Este libro es, para mí, un descubrimiento importante porque revela que aquello que se empleaba como novedad a finales del siglo XIX y principios del XX, el verso libre de métrica, era ya usado desde el siglo XIV en lengua castellana (antes, a decir del mismo Henríquez Ureña con el Cantar del Mío Cid, sólo que éste sin patrón rítmico). “El ritmo es el corazón del poema”, me parece escuchar a Jorge Luján en sus clases y dialogar con el sentido de esta antología.  
 
Dividido en seis apartados, este libro recoge lo que a la versificación irregular rítmica ha distinguido en sus etapas históricas. Así, el primer grupo de poemas se forma a partir de cantares y seguidillas populares muy famosas entre los siglos XV y XVI. El segundo es una mezcla de cantos de origen popular que tuvieron influencia entre autores como Cristóbal de Castillejo o Cervantes. El tercero son tres poemas populares característicos del siglo XVII con aire bucólico. El cuarto grupo se despega de los anteriores al ser el de los poetas cultos que emplearon este tipo de versificación: Lope de Vega, Fray José de Valdivieso, Góngora, Tirso de Molina, Calderón de la Barca, Sor Juana Inés de la Cruz, entre otros. El quinto grupo lo forman cantares regionalistas: de Andalucía, Galicia, Salamanca, Burgos… Y el último está dedicado a los poetas que, desde Rubén Darío, fueron contemporáneos del maestro Henríquez Ureña y cuya versificación es todavía más distante de la precedente: Enrique Díez-Canedo, Alfonso Reyes, Ramón del Valle Inclán, Enrique González Martínez, José Santos Chocano, Juan Ramón Jiménez, Manuel Machado y más autores que así como juegan con versos de más de veinte sílabas combinados con hexasílabos crean nuevas versiones del soneto o incorporan una seguidilla como parte de un poema mayor.

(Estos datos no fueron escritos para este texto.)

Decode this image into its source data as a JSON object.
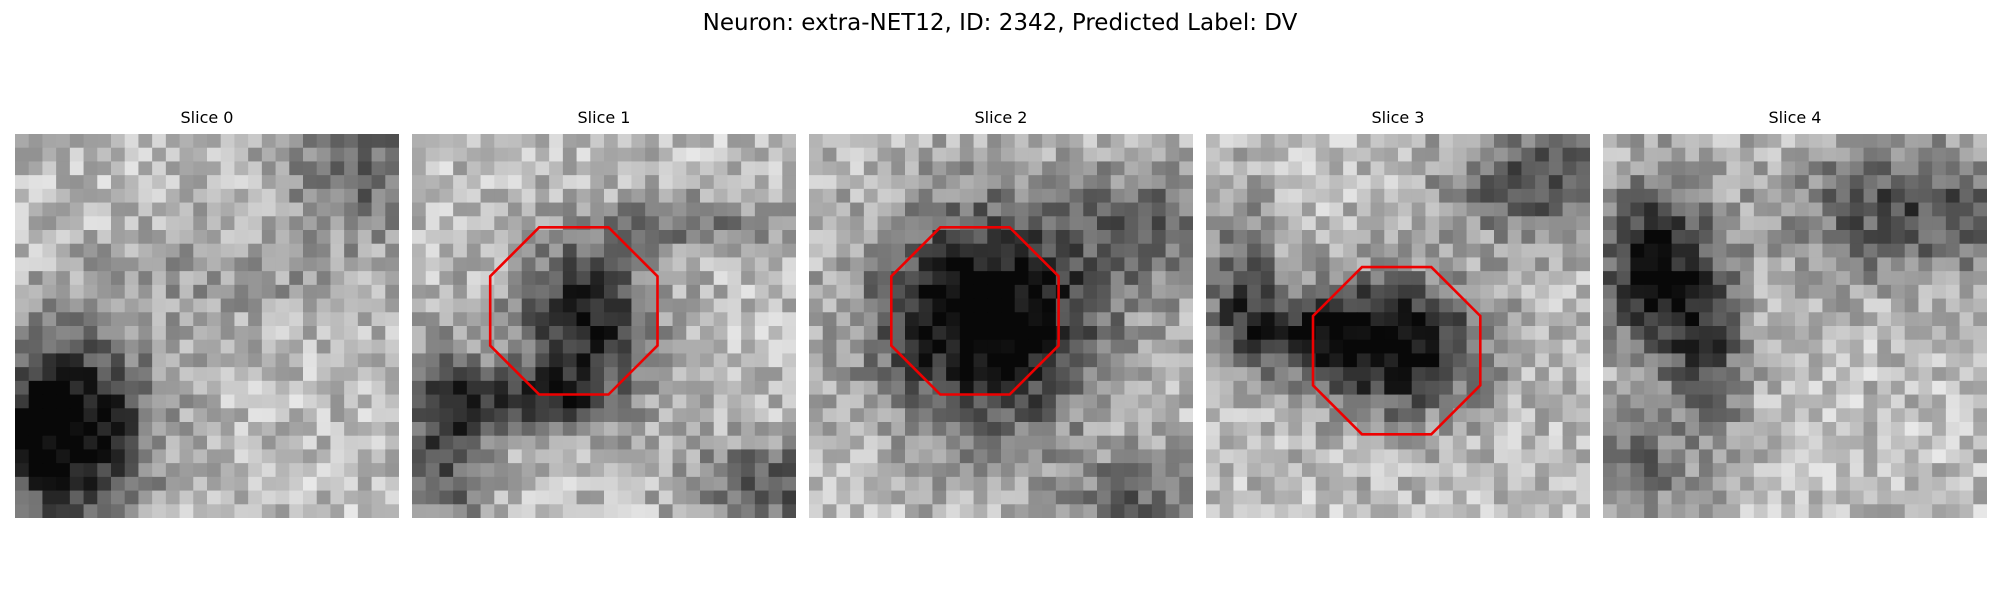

La versificación libre de métrica, pero con patrones rítmicos (incluso a veces sin ellos), ha sido muy usada desde esta última etapa expuesta por el autor; es difícil pensar en poetas modernos que no la empleen o que no se los critique por tener anhelos tradicionales en su poesía. Se nos olvida, así, que la historia de la literatura se conforma también con la actualización de viejos recursos y que no se puede ser moderno sin haber experimentado el rigor de lo clásico. Este paso formativo de los artistas es más nítido en los pintores. El proceso formativo y creativo de Picasso, por ejemplo, alude a esto que menciono; pero no es el único. Acabo de descubrir, también en mi visita a Guanajuato, en el Museo creado por doña Lupe Rivera Marín en honor a su padre, a un Diego Rivera que pasó por varias etapas, desde el manejo de la técnica clásica y la cubista hasta encontrar en trazos propios la forma del sentido de su pintura.

La explosión de formas que ha encontrado el verso libre en nuestros días es heredero de esto que nos enseña don Pedro Henríquez Ureña, personaje que por cierto presentó en su casa de Buenos Aires al joven Borges con Alfonso Reyes, quienes desde entonces entablaron una respetuosa amistad basada en su amor por las letras y por el conocimiento. Amistad que, sin saberlo y tal vez desearlo, internet propicia y muchos de nosotros buscamos, porque es difícil que un escritor aislado alimente su escritura exclusivamente con la soledad y el silencio. En ese sentido, es curioso cómo la vida se teje en la proximidad de nombres, asuntos, relaciones, incluso más allá del deseo de uno mismo.